Of course there are many unknowns here because we are talking about future technology. This is being developed, but until we have plants in operation we don’t have any hard numbers on actual cost, performance, and safety. But this is always the case when we are advancing technology. We have to bet on future technology based on the best estimates of appropriate experts. And those experts agree – it is very difficult to achieve zero carbon without nuclear:

Shindell, who was one of the coordinating lead authors on the chapter, told us that it was a rare scenario that met or mostly met the 1.5 degrees limit and didn’t have nuclear power in the mix. “Very few, almost none in fact, can achieve 1.5 without nuclear,” he said. “It’s a very extreme scenario that can do that. And it requires enormous gains in all the zero-carbon sources.”

Here is where there is some wiggle room – it is technically possible to achieve zero carbon without nuclear, it’s just practically not feasible. Now we are getting to the point where I am pessimistic. In this countries we have two main political parties, one largely ignored the science on global warming, and the other largely ignores the science on nuclear energy.
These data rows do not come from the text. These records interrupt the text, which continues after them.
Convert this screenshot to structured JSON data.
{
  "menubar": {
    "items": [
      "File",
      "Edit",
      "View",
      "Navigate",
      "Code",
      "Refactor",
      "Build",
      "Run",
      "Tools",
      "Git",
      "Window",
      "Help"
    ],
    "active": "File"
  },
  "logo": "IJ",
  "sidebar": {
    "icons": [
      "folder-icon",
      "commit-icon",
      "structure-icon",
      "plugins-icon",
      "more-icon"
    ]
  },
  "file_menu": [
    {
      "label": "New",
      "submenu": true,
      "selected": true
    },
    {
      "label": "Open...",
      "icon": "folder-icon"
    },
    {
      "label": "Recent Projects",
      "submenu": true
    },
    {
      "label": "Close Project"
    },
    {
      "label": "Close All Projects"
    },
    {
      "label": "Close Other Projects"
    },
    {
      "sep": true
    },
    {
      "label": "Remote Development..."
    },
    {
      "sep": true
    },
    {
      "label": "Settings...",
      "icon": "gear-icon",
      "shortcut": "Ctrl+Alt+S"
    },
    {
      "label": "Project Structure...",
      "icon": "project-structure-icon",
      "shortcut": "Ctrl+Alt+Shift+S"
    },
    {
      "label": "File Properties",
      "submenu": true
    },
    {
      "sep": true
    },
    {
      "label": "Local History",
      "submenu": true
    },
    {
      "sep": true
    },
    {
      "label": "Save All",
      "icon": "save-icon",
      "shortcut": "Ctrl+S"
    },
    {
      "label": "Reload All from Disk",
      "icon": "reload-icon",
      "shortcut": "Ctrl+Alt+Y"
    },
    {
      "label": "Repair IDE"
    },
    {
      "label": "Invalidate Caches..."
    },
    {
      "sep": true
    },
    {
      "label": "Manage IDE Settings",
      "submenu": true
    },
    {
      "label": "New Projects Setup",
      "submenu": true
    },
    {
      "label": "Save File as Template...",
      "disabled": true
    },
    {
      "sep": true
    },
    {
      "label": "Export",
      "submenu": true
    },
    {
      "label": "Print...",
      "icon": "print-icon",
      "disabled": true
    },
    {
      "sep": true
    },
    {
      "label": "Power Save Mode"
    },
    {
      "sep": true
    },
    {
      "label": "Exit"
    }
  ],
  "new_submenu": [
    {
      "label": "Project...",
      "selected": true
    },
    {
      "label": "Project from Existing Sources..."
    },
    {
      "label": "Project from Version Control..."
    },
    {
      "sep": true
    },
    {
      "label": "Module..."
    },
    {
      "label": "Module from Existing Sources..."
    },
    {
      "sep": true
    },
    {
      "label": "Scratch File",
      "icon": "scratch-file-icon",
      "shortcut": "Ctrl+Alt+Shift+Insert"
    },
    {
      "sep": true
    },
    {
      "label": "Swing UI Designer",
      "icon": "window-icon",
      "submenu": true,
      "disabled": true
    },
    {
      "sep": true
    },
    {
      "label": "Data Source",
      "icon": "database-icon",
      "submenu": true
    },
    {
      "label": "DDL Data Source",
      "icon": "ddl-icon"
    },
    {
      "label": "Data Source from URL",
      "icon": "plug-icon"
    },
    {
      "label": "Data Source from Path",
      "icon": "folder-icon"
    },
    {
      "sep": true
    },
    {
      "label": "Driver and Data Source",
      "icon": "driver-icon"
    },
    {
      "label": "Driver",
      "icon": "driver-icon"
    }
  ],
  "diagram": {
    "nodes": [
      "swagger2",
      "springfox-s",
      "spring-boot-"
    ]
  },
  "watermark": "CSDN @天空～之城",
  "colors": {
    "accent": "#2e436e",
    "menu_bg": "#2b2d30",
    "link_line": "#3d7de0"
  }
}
The Democratic candidates range from Sanders, who would phase out nuclear quickly, to Yang, who is the only one who would expand nuclear. The others are all weak on nuclear, and would either “wean” off, or not expand or build any new plants, letting existing plants sunset. This is the politically safe thing to say on the left, but it’s not reality.

Without saying so, they are trying to thread a very thin needle, taking the least feasible path to a carbon free energy infrastructure (hiding behind the fact that it is technically not impossible). They do this while simultaneously claiming that climate change has the highest priority. These two positions are mutually exclusive.

There is a strong scientific consensus that the most feasible and likely path to a carbon neutral energy infrastructure includes “some” nuclear. There is only disagreement about how much and in what form. If we want to give ourselves the best change of meeting our climate goals, then we should invest in this new nuclear technology. Gen IV and SMRs potentially answer all the traditional objections to nuclear. At this point we should explore and pursue every option, and let the chips fall where they may. Taking nuclear off the table is extremely risky, with a very small chance of allowing us to meet even the most conservative climate goals. But the political will is just not there.

I have to hope that politicians say what they think they need to say, but then consult experts and do the right thing behind the scenes. Or – private companies take matters into their own hands. If Rolls-Royce, for example, successfully develops a cost-effective SMR that works, it will likely be used. Build it and they will come.